“How can you digest your own organs?” Our narrator asks at one point in Florence Sunnen’s debut pamphlet/book, The Hook, published by Nightjar Press. It is the sort of disquieting question that captures the quintessential essence of this book in nuce; troubling, in the way it balances horror with a sense of surreal calmness – of, perhaps, misplaced serenity.
The premise of the book is this; one summer, two siblings return to their family home. There is a rivalry between brother and sister forced upon them through their parents. So far; so familial. Yet in an inciting incident, the brother discovers the ability to start eating himself; literally – much to his parent’s bizarre satisfaction.
What follows is a masterful exploration of psychological and physiological horror; of sibling and parental tensions all mixed up with both surreal and disturbing imagery that perfectly fits the anxieties of today: particularly those around body consciousness and mental health.

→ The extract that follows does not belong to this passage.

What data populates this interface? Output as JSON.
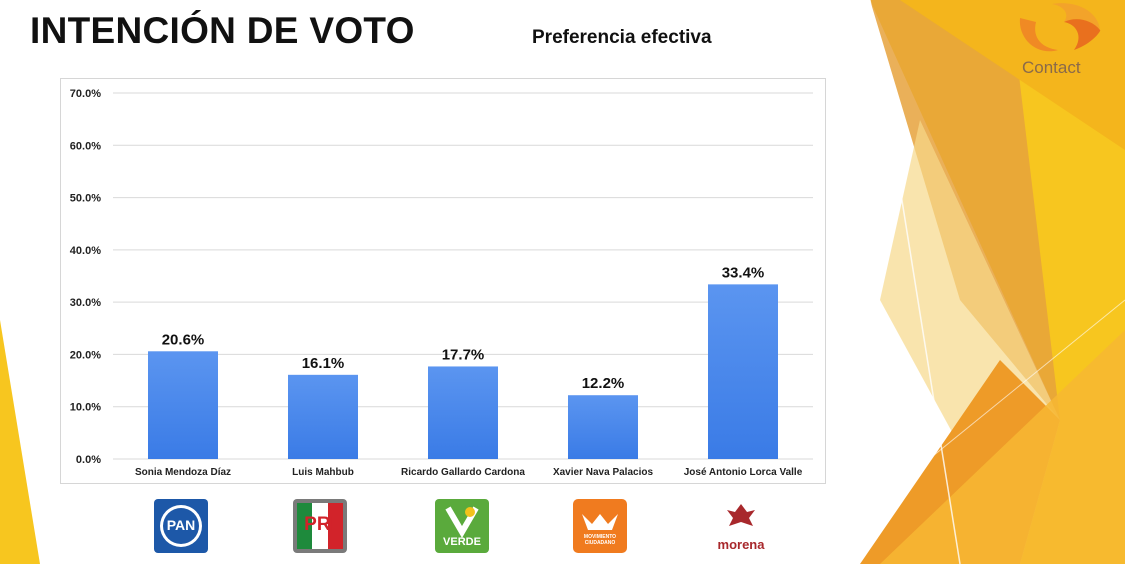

Sunnen’s book is one that deserves plenty of credit and recognition; not least for the masterful use of language that threads throughout the entire work – the Synaesthesia, the structural mirroring of the themes and imagery present in the book, the real, “lived” dialogue, and, perhaps most importantly, the incredibly wicked black humour (we dare you not to laugh when the brother – by this point little more than a torso, he’s eaten himself so much – proclaims proudly that he “no longer needs food” since he now “feeds on internal nourishment.”)
In short; check this one out and pick yourselves up a copy from Nightjar Press (when they’re next in stock – they’ve currently sold-out). Like all great surrealist works, it’s one that you’ll want to keep coming back to, as you discover more within its pages on each reading.